How to read this: The decay reality: At 79 years remaining, the property retains approximately 74.6% of its freehold-equivalent value. CPF can still be used because the remaining lease exceeds the minimum threshold. However, if David holds for 20 more years, the remaining lease drops to 59 years — entering the accelerated decay zone where value drops significantly faster. The key question: Will capital appreciation outpace lease decay? The visualizer shows both curves so David can see exactly when decay overtakes growth — the point at which holding becomes value-destructive.

Tips & Pitfalls

Expert Tips

  • Use realistic assumptions — Singapore condo appreciation has historically averaged 2-4% per year. Avoid overly optimistic projections. When in doubt, use 3% as a baseline.
  • Watch the 60-year cliff — Lease decay accelerates dramatically once remaining lease drops below 60 years. The value loss per year roughly doubles compared to the first 40 years.
  • Know the CPF 20-year cutoff — If the remaining lease at your age + 95 is below 20 years, CPF usage is restricted or blocked entirely. This reduces your buyer pool.

Common Pitfalls

  • Ignoring the remaining lease at point of sale — Many buyers focus on today's remaining lease but forget it will be 10-15 years shorter when they sell. Model the exit, not just the entry.
  • Assuming "999-year is the same as freehold" — While practically similar, some banks and CPF rules treat them differently. Do not assume they are interchangeable.

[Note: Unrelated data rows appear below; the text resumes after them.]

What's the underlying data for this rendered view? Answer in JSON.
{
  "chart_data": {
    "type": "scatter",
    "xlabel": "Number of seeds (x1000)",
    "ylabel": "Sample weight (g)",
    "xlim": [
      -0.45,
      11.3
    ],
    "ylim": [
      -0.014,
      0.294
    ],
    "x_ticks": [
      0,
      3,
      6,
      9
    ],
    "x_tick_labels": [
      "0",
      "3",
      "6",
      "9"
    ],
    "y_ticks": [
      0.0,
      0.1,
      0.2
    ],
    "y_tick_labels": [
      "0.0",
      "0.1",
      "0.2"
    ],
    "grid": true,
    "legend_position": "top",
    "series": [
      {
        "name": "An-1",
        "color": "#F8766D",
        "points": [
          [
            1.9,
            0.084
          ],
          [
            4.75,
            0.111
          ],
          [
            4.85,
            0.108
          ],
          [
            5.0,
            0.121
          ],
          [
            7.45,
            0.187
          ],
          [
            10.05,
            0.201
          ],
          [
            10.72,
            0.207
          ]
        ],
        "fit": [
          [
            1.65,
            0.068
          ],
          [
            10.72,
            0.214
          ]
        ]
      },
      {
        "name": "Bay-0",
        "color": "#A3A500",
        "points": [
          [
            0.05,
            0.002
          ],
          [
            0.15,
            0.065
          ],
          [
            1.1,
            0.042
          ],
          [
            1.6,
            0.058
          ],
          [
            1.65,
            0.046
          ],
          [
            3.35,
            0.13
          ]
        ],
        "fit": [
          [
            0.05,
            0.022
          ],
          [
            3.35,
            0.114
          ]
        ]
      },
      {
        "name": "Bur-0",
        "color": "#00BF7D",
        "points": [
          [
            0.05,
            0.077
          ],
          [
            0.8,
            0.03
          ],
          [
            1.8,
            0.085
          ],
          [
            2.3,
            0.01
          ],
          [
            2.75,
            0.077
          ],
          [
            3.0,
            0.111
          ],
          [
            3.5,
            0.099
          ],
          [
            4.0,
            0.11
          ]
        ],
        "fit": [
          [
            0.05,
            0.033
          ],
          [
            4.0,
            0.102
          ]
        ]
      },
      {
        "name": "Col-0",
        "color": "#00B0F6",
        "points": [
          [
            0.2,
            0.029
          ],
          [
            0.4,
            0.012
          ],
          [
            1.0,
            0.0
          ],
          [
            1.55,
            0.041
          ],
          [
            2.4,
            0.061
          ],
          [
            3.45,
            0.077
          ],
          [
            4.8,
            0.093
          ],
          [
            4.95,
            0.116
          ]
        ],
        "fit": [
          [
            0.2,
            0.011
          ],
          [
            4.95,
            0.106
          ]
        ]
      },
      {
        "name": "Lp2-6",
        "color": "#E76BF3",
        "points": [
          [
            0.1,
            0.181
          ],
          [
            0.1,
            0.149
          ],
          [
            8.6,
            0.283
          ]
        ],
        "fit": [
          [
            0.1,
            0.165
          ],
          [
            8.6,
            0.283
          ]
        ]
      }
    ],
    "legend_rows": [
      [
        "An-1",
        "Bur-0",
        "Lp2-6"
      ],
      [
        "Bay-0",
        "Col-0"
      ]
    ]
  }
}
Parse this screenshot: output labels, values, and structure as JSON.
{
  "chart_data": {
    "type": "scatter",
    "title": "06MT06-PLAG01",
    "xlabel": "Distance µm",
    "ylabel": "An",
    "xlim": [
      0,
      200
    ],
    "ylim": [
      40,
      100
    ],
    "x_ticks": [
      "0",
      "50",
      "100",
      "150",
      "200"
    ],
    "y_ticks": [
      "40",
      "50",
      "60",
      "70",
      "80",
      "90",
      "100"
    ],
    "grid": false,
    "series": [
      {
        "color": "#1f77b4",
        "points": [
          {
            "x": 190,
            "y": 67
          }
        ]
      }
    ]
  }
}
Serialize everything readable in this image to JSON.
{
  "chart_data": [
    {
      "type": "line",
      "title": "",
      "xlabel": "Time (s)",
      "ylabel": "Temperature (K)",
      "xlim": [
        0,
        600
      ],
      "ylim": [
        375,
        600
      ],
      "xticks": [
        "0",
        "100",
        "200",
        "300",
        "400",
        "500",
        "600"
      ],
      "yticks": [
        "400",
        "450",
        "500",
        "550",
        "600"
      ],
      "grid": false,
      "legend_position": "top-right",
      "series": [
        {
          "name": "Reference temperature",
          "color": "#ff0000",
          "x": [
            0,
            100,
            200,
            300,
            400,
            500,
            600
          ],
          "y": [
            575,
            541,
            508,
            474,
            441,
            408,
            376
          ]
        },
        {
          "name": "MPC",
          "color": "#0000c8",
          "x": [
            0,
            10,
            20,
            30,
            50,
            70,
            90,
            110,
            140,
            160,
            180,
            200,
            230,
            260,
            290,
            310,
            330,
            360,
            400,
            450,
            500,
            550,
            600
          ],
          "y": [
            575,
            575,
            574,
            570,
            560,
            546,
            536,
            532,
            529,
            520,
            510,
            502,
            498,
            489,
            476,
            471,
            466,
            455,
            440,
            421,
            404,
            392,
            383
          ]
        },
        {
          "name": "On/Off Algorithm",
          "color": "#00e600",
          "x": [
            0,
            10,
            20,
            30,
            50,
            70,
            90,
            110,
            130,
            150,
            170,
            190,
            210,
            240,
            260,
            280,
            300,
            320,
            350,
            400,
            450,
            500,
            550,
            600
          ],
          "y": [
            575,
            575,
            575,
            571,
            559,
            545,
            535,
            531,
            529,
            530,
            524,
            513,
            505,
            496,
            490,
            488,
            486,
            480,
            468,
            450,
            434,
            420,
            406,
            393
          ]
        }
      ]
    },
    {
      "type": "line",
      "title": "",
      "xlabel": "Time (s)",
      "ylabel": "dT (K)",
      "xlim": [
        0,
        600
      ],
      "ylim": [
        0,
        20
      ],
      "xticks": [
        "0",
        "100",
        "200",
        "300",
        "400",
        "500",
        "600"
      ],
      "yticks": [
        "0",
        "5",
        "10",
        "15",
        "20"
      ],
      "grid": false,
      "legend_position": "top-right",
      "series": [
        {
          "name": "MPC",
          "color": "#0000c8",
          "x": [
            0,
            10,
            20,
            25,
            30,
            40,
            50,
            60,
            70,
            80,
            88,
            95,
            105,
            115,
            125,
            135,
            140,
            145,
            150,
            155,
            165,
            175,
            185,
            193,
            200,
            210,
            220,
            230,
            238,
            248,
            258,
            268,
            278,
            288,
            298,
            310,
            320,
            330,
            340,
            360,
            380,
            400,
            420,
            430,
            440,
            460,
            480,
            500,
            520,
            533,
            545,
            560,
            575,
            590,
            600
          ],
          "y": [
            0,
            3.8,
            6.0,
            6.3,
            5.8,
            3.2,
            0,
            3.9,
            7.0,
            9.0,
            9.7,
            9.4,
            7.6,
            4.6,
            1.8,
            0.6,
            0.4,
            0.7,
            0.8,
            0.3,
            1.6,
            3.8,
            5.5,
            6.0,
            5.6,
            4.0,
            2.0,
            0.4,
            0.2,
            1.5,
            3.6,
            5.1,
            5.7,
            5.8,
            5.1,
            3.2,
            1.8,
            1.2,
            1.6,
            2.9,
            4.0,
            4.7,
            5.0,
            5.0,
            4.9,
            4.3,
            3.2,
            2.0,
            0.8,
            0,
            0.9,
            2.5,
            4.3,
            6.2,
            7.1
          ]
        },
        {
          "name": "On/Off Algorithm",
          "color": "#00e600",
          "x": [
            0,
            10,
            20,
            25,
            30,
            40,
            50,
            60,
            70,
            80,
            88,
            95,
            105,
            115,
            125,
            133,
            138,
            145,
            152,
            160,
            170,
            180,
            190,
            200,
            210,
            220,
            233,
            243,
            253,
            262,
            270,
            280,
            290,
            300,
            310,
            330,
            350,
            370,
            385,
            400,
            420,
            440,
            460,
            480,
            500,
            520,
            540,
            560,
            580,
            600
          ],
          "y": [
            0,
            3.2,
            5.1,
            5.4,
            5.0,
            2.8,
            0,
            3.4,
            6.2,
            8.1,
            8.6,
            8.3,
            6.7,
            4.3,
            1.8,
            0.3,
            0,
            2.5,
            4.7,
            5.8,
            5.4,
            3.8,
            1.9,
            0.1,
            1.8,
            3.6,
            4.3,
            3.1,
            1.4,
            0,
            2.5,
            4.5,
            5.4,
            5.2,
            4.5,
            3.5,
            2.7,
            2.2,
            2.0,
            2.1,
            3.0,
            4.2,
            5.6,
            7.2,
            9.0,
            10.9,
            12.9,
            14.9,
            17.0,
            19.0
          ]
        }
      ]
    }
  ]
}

Frequently Asked Questions

Is my data saved?
No. All calculations run entirely in your browser. Nothing is stored on our servers or shared with third parties.
How accurate is the decay model?
The model is derived from URA transaction data comparing same-district, same-bedroom-type properties grouped by remaining lease band versus freehold equivalents. It represents observed market pricing, not theoretical depreciation curves. Thin markets (few transactions in a lease band) produce less reliable estimates — the calculator flags where the sample size is small.
Can I save my results?
Log in to save scenarios to your dashboard, or use the share button to copy a URL that encodes your inputs.
Does lease decay affect rental income?
Generally no — tenants pay for current habitability, not residual lease value. However, very short-lease properties (below 40 years) may face lower rental demand from corporate/expat tenants whose companies require minimum remaining lease periods, and from buyers at the end of tenancy who factor in resale difficulty.
When does CPF eligibility drop off for leasehold properties?
CPF OA can only be used if the remaining lease covers the youngest buyer to age 95. For a 35-year-old buyer, the property needs at least 60 years remaining lease. Below this threshold, CPF usage is prorated — reducing the effective upfront financing available and making the property harder to sell to future buyers in the same position.
Disclaimer: Figures shown are estimates for planning purposes only. Rates, rules, and grant quanta change frequently — verify with your bank, HDB, or a licensed financial advisor before acting.